PresGANs: Researchers Proposed New Generative Adversarial Network Model

A group of researchers from Columbia University, the University of Cambridge and Google DeepMind, has proposed a novel type of Generative Adversarial Networks (GANs) – Prescribed Generative Adversarial Networks.

The new GAN model addresses two major problems and limitations of Generative Adversarial Networks in general: mode collapse and the difficulty to evaluate the generalization capabilities. GANs have had a major success in a number of generative tasks in the past several years. However, the two mentioned limitations have not been successfully overcome by researchers.

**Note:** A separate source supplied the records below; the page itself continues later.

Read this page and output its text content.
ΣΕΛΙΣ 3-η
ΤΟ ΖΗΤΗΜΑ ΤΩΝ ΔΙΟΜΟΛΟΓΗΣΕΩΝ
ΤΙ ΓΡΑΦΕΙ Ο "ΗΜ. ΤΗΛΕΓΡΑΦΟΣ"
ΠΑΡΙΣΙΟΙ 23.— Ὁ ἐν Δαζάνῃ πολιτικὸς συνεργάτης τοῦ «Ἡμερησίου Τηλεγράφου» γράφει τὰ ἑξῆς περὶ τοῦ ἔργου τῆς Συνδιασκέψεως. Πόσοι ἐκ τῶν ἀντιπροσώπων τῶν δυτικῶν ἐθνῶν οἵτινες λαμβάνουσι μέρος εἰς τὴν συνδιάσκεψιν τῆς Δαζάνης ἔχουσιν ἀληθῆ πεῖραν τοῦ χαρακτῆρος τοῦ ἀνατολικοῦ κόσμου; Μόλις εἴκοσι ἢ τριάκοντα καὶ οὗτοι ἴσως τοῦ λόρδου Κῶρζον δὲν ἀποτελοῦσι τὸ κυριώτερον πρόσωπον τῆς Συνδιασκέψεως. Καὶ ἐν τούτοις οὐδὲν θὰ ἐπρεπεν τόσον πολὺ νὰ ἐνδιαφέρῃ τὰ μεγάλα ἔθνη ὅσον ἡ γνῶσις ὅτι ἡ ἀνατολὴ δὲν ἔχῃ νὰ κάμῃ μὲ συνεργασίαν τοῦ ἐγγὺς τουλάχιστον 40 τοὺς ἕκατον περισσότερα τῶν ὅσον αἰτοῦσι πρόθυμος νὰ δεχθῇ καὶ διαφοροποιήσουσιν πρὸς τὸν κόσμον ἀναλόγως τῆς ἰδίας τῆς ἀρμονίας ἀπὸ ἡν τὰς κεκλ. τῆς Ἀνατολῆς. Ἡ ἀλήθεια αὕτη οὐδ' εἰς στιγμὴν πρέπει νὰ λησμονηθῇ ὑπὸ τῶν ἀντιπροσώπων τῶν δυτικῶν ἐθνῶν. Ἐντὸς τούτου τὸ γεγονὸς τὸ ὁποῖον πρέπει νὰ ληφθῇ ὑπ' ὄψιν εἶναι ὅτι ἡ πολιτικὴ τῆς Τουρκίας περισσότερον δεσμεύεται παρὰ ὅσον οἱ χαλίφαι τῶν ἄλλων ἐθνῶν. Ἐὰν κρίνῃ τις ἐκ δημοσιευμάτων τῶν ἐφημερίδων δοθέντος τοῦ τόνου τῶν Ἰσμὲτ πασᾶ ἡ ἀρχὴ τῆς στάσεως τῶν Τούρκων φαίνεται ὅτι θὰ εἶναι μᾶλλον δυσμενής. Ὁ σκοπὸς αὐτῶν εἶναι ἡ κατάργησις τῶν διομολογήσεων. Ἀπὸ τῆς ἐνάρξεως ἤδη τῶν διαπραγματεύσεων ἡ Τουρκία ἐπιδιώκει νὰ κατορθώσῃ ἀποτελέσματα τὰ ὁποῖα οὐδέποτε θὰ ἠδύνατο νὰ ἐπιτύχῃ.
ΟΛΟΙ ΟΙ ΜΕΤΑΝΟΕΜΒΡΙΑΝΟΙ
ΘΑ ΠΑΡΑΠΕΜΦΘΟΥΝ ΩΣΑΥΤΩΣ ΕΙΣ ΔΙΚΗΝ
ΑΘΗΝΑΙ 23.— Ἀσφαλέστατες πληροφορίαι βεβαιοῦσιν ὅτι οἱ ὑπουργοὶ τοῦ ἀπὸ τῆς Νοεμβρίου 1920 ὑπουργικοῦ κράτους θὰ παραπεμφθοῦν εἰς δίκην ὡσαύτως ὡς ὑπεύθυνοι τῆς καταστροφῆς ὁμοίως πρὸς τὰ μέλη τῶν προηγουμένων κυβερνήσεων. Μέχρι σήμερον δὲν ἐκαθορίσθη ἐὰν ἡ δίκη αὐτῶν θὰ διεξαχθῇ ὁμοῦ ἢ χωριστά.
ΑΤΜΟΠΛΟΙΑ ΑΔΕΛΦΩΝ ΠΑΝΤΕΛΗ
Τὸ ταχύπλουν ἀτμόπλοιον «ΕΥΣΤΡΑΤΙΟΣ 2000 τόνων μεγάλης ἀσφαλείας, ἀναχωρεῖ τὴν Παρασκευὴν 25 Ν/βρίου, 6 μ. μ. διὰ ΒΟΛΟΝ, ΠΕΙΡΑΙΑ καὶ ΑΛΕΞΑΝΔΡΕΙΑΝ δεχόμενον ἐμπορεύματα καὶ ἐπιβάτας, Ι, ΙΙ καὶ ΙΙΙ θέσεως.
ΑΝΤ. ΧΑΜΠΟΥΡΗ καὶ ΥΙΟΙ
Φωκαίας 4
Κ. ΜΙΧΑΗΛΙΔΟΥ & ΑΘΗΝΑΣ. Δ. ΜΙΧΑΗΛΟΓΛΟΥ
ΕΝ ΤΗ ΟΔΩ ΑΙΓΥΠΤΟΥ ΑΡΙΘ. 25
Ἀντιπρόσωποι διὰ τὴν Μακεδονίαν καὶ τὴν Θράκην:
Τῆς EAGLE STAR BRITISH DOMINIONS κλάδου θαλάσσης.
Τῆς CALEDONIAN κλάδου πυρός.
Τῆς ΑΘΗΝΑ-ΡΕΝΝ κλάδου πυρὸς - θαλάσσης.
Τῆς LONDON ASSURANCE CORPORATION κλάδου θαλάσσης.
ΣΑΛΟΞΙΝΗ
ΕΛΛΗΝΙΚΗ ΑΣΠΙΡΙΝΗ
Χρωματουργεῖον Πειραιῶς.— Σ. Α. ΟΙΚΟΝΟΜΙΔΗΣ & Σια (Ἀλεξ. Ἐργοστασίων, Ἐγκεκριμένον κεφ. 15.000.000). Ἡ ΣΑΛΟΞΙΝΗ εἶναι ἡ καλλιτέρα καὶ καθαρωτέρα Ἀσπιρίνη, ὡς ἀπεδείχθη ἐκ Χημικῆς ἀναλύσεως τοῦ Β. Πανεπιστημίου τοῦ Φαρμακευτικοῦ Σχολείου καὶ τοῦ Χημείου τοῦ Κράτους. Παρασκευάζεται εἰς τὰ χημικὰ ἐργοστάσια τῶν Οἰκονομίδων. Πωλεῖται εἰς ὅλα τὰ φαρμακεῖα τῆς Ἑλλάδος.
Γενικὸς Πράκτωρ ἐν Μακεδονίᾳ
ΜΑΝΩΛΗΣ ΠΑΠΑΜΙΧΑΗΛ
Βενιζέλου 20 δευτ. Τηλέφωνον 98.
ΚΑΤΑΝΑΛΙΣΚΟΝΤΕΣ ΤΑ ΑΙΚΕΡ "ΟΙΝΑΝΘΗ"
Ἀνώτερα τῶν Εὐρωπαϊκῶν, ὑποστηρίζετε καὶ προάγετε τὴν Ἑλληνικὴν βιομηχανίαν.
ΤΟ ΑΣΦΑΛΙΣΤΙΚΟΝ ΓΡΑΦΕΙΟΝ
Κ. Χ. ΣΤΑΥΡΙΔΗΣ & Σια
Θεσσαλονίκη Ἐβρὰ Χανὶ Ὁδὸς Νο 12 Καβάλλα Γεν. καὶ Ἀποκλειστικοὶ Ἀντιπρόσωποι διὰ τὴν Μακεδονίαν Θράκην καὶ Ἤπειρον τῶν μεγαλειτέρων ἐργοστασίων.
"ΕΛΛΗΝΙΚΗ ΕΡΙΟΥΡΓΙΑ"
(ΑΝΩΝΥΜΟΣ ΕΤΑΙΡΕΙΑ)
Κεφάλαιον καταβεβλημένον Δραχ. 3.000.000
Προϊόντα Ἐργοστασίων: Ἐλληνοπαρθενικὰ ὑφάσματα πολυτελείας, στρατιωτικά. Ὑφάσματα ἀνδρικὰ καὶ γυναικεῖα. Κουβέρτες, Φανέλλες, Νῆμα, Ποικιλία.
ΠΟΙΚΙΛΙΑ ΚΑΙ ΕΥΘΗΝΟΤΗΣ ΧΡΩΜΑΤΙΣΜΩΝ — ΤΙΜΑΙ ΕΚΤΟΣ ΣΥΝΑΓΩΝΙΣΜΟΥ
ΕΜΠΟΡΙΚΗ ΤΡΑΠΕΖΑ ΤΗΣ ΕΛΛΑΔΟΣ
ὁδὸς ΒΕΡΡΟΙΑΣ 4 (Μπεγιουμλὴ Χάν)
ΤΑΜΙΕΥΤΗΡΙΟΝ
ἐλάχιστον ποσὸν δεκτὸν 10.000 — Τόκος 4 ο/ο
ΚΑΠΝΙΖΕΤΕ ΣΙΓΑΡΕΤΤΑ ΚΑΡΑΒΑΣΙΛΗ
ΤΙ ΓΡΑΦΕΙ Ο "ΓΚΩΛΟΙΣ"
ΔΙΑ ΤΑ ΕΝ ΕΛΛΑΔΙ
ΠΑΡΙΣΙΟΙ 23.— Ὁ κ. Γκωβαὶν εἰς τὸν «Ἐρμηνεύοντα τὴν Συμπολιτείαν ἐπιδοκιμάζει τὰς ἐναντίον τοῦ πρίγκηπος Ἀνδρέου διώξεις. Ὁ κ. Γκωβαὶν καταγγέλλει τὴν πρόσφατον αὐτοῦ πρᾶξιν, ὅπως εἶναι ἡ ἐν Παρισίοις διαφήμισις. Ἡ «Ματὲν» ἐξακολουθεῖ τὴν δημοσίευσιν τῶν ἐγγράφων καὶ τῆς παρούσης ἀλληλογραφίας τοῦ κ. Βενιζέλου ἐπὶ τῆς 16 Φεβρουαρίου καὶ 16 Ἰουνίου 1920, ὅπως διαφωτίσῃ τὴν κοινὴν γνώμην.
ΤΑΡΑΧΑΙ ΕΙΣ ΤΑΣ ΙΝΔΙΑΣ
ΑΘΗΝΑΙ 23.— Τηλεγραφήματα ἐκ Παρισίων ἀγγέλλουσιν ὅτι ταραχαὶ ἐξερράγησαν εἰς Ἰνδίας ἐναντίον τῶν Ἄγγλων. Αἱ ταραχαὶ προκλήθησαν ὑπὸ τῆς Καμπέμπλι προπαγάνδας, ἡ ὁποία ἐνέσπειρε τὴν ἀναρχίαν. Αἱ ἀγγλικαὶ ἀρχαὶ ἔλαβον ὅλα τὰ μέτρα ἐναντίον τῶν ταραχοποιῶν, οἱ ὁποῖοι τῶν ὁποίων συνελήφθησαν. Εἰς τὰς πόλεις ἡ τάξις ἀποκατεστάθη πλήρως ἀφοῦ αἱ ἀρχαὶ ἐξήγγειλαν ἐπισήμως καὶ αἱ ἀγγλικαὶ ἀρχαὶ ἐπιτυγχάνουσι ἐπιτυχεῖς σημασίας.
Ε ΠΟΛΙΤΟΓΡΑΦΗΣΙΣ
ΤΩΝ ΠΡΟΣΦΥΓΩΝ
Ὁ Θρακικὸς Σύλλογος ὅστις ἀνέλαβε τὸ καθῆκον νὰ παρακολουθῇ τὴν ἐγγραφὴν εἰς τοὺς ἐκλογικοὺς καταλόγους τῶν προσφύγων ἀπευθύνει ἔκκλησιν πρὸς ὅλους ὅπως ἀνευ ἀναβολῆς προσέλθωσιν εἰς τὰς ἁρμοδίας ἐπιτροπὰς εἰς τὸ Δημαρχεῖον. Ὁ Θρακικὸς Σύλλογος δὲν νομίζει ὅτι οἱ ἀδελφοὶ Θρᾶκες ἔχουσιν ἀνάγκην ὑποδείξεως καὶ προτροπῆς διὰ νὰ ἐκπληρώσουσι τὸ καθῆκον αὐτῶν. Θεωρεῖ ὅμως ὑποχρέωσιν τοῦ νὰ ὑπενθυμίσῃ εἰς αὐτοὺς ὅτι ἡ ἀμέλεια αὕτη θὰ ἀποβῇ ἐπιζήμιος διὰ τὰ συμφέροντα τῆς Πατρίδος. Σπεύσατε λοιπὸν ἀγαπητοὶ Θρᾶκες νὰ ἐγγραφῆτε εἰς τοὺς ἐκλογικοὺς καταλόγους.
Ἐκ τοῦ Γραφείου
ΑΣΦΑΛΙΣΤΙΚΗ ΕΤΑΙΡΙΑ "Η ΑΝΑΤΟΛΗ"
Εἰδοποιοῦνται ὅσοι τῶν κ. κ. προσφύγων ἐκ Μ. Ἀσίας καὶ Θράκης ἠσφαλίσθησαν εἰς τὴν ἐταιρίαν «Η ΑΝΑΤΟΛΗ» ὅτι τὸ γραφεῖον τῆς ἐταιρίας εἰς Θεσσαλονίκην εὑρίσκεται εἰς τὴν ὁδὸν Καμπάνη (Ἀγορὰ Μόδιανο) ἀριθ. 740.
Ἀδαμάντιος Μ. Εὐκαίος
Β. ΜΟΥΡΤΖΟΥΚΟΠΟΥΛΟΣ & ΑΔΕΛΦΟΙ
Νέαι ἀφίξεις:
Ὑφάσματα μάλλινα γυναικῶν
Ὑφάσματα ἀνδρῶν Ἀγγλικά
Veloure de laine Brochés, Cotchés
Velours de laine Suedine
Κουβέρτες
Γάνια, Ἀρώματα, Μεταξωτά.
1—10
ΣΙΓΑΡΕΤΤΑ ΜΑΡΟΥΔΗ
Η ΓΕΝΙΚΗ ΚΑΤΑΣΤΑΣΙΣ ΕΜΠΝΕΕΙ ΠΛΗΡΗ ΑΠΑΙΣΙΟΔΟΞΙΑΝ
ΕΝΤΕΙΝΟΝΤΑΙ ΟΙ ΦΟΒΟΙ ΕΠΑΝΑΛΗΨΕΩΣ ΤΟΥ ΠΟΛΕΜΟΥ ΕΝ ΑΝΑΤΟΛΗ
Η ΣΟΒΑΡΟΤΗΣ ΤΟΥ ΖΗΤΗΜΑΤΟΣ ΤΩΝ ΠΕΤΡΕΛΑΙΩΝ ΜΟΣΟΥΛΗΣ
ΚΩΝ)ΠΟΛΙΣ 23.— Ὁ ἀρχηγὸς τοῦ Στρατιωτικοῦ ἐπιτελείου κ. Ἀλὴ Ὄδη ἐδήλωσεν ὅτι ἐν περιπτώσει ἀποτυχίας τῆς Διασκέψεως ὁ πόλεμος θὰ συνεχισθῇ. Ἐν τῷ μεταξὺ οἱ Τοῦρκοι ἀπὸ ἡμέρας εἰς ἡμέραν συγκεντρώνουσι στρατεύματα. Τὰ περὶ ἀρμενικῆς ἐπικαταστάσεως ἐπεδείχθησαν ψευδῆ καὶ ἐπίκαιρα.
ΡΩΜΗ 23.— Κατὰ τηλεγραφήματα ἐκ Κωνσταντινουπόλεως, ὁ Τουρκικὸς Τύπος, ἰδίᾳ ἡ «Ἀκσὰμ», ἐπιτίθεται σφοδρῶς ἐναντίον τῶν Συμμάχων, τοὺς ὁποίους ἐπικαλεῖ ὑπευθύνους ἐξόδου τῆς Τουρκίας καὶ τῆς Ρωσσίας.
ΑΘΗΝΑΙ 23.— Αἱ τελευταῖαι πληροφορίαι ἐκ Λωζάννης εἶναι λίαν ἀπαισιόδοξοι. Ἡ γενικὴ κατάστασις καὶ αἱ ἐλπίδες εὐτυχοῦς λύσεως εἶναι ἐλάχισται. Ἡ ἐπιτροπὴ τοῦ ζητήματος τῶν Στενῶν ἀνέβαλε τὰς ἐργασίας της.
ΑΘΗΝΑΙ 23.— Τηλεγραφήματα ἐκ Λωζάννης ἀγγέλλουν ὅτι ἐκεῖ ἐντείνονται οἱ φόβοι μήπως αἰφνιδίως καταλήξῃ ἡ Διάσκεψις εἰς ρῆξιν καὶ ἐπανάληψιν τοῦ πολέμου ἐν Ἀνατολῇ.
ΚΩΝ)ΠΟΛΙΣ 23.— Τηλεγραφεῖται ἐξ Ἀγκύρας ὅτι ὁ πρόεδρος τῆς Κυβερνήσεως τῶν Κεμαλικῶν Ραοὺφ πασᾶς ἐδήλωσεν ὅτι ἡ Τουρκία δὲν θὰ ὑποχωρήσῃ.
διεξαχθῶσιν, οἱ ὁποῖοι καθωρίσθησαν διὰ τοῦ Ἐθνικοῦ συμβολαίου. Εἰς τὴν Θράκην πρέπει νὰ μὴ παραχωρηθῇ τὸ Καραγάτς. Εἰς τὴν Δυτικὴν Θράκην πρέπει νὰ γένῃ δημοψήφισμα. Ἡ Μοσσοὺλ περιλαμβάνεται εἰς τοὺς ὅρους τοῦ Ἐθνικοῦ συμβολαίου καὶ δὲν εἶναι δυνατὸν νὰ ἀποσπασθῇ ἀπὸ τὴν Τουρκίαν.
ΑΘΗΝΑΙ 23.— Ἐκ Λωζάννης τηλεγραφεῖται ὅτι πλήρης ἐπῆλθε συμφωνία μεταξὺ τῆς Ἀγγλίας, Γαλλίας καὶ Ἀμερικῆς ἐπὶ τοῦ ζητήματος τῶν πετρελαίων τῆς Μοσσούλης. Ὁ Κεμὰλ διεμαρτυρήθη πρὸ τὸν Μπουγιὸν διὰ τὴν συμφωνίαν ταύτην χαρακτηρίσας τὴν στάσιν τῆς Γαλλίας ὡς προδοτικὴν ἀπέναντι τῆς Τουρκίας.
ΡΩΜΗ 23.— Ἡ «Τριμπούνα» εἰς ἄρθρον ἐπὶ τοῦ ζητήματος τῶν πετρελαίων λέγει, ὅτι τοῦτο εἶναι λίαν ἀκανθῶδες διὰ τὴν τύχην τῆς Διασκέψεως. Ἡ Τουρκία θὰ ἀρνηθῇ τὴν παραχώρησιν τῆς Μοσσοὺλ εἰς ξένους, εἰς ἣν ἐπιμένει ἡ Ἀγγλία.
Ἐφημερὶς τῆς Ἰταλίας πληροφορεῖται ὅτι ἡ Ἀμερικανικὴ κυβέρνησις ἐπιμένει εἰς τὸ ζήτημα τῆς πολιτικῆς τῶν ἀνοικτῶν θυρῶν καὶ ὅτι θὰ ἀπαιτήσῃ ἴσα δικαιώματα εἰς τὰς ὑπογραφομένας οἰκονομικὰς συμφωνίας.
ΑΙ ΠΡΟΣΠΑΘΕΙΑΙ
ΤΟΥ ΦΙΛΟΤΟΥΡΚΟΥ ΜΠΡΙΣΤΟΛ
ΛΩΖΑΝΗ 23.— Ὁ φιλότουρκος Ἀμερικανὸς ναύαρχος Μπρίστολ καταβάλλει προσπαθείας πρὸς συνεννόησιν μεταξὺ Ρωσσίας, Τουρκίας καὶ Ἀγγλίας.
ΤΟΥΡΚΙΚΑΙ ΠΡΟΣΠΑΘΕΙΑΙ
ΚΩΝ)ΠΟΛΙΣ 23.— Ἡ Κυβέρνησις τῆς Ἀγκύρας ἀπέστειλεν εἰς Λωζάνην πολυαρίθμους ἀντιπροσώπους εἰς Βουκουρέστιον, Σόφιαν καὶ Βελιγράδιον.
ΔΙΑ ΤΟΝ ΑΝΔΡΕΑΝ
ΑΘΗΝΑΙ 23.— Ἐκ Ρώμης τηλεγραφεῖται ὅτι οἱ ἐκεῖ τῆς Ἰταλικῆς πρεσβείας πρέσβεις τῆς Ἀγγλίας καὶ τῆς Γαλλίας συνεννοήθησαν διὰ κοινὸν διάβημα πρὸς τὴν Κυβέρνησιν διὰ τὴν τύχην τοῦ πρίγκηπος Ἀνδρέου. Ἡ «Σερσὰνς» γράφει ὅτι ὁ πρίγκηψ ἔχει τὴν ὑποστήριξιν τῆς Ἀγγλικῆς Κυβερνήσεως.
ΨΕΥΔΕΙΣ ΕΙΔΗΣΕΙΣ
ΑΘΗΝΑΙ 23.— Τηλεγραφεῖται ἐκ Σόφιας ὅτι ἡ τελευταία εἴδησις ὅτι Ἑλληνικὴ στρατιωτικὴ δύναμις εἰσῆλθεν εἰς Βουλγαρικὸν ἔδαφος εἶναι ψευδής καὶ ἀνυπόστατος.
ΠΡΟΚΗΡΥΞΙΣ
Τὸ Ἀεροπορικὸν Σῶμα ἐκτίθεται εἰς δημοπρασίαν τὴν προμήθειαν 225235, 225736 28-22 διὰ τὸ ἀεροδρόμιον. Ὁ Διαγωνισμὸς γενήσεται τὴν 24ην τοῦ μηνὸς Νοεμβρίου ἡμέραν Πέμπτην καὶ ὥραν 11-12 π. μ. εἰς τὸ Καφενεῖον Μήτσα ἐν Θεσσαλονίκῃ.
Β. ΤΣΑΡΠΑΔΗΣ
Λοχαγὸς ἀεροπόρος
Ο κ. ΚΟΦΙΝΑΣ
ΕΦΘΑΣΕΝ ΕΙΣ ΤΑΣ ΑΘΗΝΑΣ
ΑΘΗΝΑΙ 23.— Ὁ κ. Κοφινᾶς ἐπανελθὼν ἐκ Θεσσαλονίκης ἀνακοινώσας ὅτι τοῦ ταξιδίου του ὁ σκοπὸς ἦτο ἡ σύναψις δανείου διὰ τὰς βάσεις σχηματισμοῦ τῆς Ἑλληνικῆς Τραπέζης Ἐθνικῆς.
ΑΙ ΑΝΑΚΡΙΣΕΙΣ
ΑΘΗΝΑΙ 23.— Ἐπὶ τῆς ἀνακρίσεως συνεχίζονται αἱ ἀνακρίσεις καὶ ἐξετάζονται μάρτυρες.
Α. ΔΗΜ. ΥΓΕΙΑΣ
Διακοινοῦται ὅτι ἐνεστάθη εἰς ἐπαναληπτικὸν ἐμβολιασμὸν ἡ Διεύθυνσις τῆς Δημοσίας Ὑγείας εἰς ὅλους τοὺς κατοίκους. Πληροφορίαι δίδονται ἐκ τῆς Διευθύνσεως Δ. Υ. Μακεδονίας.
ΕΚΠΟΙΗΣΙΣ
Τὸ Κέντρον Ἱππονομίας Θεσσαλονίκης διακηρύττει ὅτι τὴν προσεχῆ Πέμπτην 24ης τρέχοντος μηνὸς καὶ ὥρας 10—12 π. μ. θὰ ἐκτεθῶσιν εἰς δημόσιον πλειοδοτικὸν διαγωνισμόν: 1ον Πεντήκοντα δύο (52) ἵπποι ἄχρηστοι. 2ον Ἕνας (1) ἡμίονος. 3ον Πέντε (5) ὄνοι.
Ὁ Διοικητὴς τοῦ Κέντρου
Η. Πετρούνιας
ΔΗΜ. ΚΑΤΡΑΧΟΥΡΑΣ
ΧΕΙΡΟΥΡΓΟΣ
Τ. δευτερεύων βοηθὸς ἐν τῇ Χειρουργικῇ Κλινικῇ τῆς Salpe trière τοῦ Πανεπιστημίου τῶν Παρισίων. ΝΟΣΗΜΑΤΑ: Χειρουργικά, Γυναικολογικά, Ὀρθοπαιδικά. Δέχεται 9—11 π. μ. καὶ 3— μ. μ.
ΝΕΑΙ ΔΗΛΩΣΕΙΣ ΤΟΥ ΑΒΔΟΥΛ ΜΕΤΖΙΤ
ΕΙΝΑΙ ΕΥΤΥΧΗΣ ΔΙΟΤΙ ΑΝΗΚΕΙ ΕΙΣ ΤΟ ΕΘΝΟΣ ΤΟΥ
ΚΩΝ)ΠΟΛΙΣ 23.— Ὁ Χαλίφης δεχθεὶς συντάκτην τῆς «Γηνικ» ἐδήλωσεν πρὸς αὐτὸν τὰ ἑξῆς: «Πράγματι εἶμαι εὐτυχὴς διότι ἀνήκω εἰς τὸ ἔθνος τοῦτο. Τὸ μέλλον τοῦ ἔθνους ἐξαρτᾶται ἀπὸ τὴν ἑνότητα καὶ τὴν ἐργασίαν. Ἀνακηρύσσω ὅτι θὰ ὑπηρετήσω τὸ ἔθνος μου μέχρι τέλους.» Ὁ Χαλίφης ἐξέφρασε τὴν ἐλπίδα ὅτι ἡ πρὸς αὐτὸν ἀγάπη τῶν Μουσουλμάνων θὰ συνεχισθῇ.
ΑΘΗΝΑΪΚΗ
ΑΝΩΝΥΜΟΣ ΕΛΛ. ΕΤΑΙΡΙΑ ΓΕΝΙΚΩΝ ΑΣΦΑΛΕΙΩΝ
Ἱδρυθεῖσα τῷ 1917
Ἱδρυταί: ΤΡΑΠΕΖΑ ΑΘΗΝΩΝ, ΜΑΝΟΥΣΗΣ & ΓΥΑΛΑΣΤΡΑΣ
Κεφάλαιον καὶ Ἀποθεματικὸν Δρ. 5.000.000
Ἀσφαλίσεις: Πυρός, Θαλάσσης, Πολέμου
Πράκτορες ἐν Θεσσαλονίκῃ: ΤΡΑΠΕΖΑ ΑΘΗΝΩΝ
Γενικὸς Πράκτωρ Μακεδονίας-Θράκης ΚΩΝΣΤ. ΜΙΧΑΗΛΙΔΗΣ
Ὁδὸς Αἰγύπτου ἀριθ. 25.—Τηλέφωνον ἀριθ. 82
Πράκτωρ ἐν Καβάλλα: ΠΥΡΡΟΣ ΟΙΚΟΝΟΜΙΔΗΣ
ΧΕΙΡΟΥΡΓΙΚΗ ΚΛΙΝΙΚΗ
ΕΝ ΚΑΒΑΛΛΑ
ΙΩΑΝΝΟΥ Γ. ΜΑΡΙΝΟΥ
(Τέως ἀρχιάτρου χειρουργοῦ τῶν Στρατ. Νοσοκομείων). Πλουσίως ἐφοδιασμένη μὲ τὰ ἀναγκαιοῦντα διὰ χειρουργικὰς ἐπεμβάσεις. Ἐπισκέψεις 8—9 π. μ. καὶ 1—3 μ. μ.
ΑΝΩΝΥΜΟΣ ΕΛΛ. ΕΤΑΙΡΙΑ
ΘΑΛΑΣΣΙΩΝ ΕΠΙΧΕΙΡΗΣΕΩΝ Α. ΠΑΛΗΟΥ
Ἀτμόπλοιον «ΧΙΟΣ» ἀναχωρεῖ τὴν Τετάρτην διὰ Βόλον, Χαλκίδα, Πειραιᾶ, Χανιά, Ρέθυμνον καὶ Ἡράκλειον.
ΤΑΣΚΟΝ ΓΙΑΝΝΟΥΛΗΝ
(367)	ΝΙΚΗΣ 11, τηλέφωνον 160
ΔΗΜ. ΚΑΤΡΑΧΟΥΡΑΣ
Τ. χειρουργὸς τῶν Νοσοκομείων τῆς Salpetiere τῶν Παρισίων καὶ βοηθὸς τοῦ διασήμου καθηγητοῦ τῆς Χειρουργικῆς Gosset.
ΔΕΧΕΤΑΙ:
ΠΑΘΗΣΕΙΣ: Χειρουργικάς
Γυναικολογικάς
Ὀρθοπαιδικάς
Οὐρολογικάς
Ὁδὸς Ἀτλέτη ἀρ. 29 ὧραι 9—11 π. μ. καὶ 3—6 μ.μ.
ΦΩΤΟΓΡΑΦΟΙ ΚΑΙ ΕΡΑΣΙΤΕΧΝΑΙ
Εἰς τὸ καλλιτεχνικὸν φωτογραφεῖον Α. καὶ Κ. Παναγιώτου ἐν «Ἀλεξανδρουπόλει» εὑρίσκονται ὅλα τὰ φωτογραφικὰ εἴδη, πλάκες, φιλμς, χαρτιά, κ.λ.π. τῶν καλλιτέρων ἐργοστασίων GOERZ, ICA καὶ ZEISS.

Prescribed GANs are solving these two issues by optimizing an entropy-regularized adversarial loss and by adding noise to the output of a density network. This means that PresGANs models are maximizing the entropy of the generative distribution, which in turn provides a learned distribution with preserved modes. Moreover, the added noise has additional positive effects such as stabilizing the training procedure, which for GANs is generally-known to be unstable and providing approximations of the predictive log-likelihood.

A toy example with a mixture of Gaussian distributions comparing ordinary GAN and the novel PresGAN.

Researchers evaluated the proposed PresGANs on several datasets and showed that they can solve the problem of mode collapse and generate samples with very high perceptual quality. Moreover, they found that adversarial loss is the key component to high generated sample quality, and for this reason, GANs very often outperform models such as Variational Autoencoders (VAEs).

A more detailed description of the method and the evaluations can be found in the paper published on arxiv.